The impact one individual can have on the planet, and collectively, is important when dealing with the environment. Actions by individual Australians or families to reduce emissions can have an impact; however, currently the design of the scheme means that any action will do nothing to reduce Australia’s contribution to climate change. The coalition will negotiate for a national ‘white certificate’ energy efficiency scheme, so households and businesses can earn credits for efficiency measures and contribute to reducing national emissions. By including voluntary measures, the environment will also benefit from initiatives that are developed by individuals, businesses and community groups.

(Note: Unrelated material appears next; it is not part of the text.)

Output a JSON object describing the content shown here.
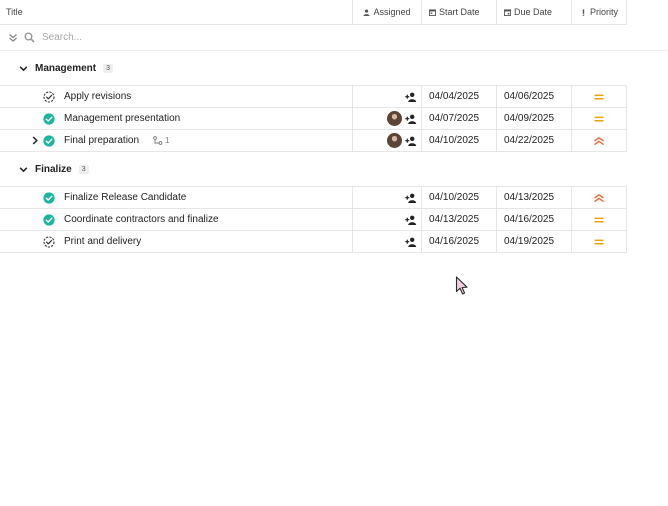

Coal-fired generators must be better compensated for loss of value they experience from the CPRS, to ensure security of electricity supply and enable them to transition to lower emission energy sources. The CPRS offers coal-fired generators 130 million permits over five years worth $3.6 billion. Yet analysis has been conducted estimating their losses at $9 billion to $11 billion. Assistance should be increased to 390 million permits over 15 years—or about $10 billion. Assistance should also be allocated to all generators in proportion to the losses they suffer.

In conclusion, the coalition have consistently argued that it is reckless for the Rudd Labor government to rush ahead with legislation that is ultimately flawed before the Copenhagen summit in December and before we know what the rest of the world is committed to. It is reckless for the Rudd Labor government to insist that Australia locks in its emissions trading scheme ahead of the rest of the world, in particular the biggest emitters, such as China, India, the US and the European Union. It is reckless to ignore that this legislation is being rushed through to meet the Prime Minister’s politically motivated deadline, which was highlighted in reports in the media today, that he would be anointed as the ‘Friend of the Chair’ in Copenhagen, proving that rushing this bill through the parliament is all about the Prime Minister’s personal interests and not those of our nation. He is reckless to ignore the widespread and substantial impacts that this legislation will have on the Australian economy, on business, consumers and jobs. It is reckless to ignore that the CPRS legislation is purely another tax grab whereby it can destroy industries, sacrifice jobs and increase power prices for small business and households with no benefit to the reduction of greenhouse gases.

It is now up to the Rudd Labor government to make the correct choices for the Australian community and for the Paterson community. I would like to conclude by quoting from two emails that I received yesterday from concerned constituents:

Dear Mr Baldwin,

Thank you and your party for taking the Rudd Government to task regarding this emissions trading scheme. Don’t let up on it. I am one of the millions of Australians who the government keeps saying is in favour of the emissions trading scheme. I am not in favour of what they are doing.

Kindest regards, Harry

And:

Dear Mr Baldwin,

This new tax is ridiculous. It is just not the answer for this ever growing and high profile problem. There has to be another way so that people, jobs, the local communities and the economy of this fair and great country of ours are not so adversely affected.

This government needs to sit down and look at the amendments being proposed by the coalition. If those amendments proposed by the coalition are endorsed then I am sure they will get the support of the coalition. To fail to do so does not penalise the coalition; it actually penalises our nation.